Die Gesellschaft (im Folgenden abgekürzt: DGZ) verfolgt ausschließlich und unmittelbar gemeinnützige wissenschaftliche Zwecke auf allen Gebieten der Zahnerhaltungskunde. Hierzu gehört die Integration von anderen Gesellschaften, die als selbstständige juristische Personen (Idealvereine) strukturiert sind, auf dem Gebiet

- der restaurativen Zahnerhaltungskunde
- der Endodontologie und zahnärztlichen Traumatologie,
- der präventiven Zahnerhaltungskunde
- sowie anderer wissenschaftlicher Gebiete der Zahnerhaltung.

Die vorbezeichneten Idealvereine werden im Folgenden kurz "Gesellschaften" genannt. Die DGZ ist selbstlos tätig.
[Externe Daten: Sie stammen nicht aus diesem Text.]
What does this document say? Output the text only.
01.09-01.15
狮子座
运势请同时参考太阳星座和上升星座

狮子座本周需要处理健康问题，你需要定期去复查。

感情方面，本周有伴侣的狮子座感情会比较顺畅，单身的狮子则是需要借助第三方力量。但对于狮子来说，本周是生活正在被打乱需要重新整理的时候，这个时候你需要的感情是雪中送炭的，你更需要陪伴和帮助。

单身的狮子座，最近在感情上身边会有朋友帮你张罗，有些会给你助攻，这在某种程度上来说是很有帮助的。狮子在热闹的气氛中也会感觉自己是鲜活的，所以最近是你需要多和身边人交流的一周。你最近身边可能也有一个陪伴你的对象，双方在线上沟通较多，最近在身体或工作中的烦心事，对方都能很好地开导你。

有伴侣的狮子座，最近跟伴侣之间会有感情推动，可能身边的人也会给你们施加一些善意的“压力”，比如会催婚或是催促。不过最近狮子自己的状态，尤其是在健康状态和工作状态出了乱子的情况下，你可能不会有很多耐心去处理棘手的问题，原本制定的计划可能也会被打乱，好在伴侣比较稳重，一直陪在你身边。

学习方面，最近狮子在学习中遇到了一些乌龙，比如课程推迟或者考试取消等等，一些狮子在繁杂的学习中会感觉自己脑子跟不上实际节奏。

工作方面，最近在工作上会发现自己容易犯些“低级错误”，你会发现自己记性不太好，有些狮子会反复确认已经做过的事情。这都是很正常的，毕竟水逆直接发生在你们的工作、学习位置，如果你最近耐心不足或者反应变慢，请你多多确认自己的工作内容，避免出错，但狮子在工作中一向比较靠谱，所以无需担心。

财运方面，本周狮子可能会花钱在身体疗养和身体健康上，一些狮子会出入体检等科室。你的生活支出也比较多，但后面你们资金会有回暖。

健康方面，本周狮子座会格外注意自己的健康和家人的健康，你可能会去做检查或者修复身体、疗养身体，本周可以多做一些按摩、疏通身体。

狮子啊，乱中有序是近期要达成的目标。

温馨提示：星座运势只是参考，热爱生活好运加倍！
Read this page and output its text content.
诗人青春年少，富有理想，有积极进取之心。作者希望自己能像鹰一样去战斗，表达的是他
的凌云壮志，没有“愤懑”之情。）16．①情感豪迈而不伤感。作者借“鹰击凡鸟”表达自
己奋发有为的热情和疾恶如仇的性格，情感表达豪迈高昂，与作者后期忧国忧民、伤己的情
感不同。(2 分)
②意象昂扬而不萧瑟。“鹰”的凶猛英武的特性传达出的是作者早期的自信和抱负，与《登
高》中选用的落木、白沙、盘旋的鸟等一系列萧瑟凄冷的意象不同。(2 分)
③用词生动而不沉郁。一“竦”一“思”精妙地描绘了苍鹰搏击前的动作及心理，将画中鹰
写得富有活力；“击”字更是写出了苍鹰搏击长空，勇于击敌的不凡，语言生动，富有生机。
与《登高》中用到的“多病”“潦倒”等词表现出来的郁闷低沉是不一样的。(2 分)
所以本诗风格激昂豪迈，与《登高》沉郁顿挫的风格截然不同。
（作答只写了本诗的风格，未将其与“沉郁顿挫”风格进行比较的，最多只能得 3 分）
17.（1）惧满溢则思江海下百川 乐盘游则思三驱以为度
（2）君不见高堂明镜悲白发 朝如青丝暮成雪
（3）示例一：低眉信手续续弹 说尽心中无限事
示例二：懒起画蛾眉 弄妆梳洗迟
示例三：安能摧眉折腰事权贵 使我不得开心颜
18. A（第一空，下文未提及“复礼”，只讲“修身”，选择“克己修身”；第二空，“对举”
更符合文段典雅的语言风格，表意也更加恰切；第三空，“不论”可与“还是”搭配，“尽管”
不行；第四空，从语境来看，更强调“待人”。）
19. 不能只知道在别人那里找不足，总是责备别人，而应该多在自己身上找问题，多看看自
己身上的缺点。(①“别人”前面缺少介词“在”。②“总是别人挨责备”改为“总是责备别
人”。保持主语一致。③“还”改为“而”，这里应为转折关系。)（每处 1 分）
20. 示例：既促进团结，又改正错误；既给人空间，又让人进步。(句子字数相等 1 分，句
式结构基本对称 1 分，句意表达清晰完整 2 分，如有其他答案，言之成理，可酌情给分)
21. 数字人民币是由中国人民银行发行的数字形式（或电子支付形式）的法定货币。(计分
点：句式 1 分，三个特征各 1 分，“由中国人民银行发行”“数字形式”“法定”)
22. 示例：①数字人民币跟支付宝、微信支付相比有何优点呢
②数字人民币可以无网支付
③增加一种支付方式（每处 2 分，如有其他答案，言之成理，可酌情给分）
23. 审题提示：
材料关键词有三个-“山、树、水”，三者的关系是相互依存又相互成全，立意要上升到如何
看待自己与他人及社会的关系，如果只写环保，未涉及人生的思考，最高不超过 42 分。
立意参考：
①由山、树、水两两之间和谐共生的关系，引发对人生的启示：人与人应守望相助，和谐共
Sie verfolgt ausschließlich und unmittelbar gemeinnützige Zwecke im Sinne des Abschnittes "Steuerbegünstigte Zwecke" der Abgabenordnung (siehe §19).

Ihre Aufgaben sind:

a)  Förderung einer wissenschaftlich basierten Zahnerhaltungskunde als Grundlage
     der zahnärztlichen Diagnostik, Prävention und Therapie mit dem Ziel einer verbesserten
     Versorgung der Bevölkerung.

b)  Förderung der Forschung in der Zahnerhaltungskunde,

c)  Vertretung und Verbreitung relevanter und wertvoller Forschungsergebnisse,

d)  Förderung der Fort- und Weiterbildung in der Zahnerhaltungskunde,

e)  Förderung der Integration wissenschaftlicher Erkenntnisse auf dem Gebiet
     der Zahnerhaltung in die Praxis.

f)   Zusammenarbeit mit nationalen und internationalen wissenschaftlichen Vereinigungen
     gleich welcher Art, gleich ob rechtlich selbstständig oder unselbstständig,

g)  Beratung politischer Gremien und Institutionen sowie zahnärztlicher Organisationen
     zur Förderung einer wissenschaftlichbasierten Zahnerhaltungskunde zum Wohle der
     Bevölkerung,

h)  Vertretung der wissenschaftlich basierten Zahnerhaltungskunde in den Organen und
     Strukturen der anderen medizinischen Fachgebiete und ihrer Nebengebiete,

i)   Übernahme von Funktionen einer Dachgesellschaft im Verhältnis zu den integrierten
     Gesellschaften.
 

§ 3 Maßnahmen zur Erfüllung des Zwecks

(1) Zur Erfüllung der in § 2 genannten Aufgaben dienen insbesondere folgende
     Maßnahmen:

a)  Durchführung von jährlich stattfindenden wissenschaftlichen Tagungen oder Symposien
     und zumindest zweijährlich einer gemeinsamen wissenschaftlichen Tagung der der
     DGZ angehörenden Gesellschaften,

b)  Anregung und Unterstützung wissenschaftlicher Arbeiten,

c)  Bildung von rechtlich unselbstständigen Arbeitskreisen und Arbeitsgemeinschaften in
     der DGZ für spezielle Forschungsgebiete,

d)  Förderung von wissenschaftlichen Veranstaltungen,

e)  Förderung und Herausgabe wissenschaftlicher Zeitschriften und Publikationen auch in
     anderen verfügbaren Medien,

f)   Erstellung wissenschaftlicher Informationen, wissenschaftlicher Mitteilungen und
     Leitlinien,

g)  Förderung der zahnärztlichen Fort- und Weiterbildung

h)  Beitritt zu, Beteiligung an, Gründung oder Aufnahme von Gesellschaften (oben § 2),
     die dem Zweck der DGZ förderlich sind. Namentlich soll der Verein die „Deutsche
     Gesellschaft für Endodontologie und zahnärztliche Traumatologie e.V. in der DGZ“
     mit Sitz in Leipzig als Mitglied aufnehmen und die Gründung weiterer Gesellschaften
     im Bereich der übrigen, in Absatz 2 nicht abschließend aufgezählten Fachgebiete der
     DGZ betreiben; diese selbstständigen Vereine sollen ebenfalls als Mitglied in die DGZ
     aufgenommen werden.

(2) Jedes Fachgebiet darf innerhalb der DGZ nur durch eine Gesellschaft vertreten sein.
      Fachgebiete im vorgenannten Sinne sind insbesondere

        - die restaurative Zahnheilkunde,
        - die Endodontologie und zahnärztliche Traumatologie,
        - die präventive Zahnerhaltungskunde.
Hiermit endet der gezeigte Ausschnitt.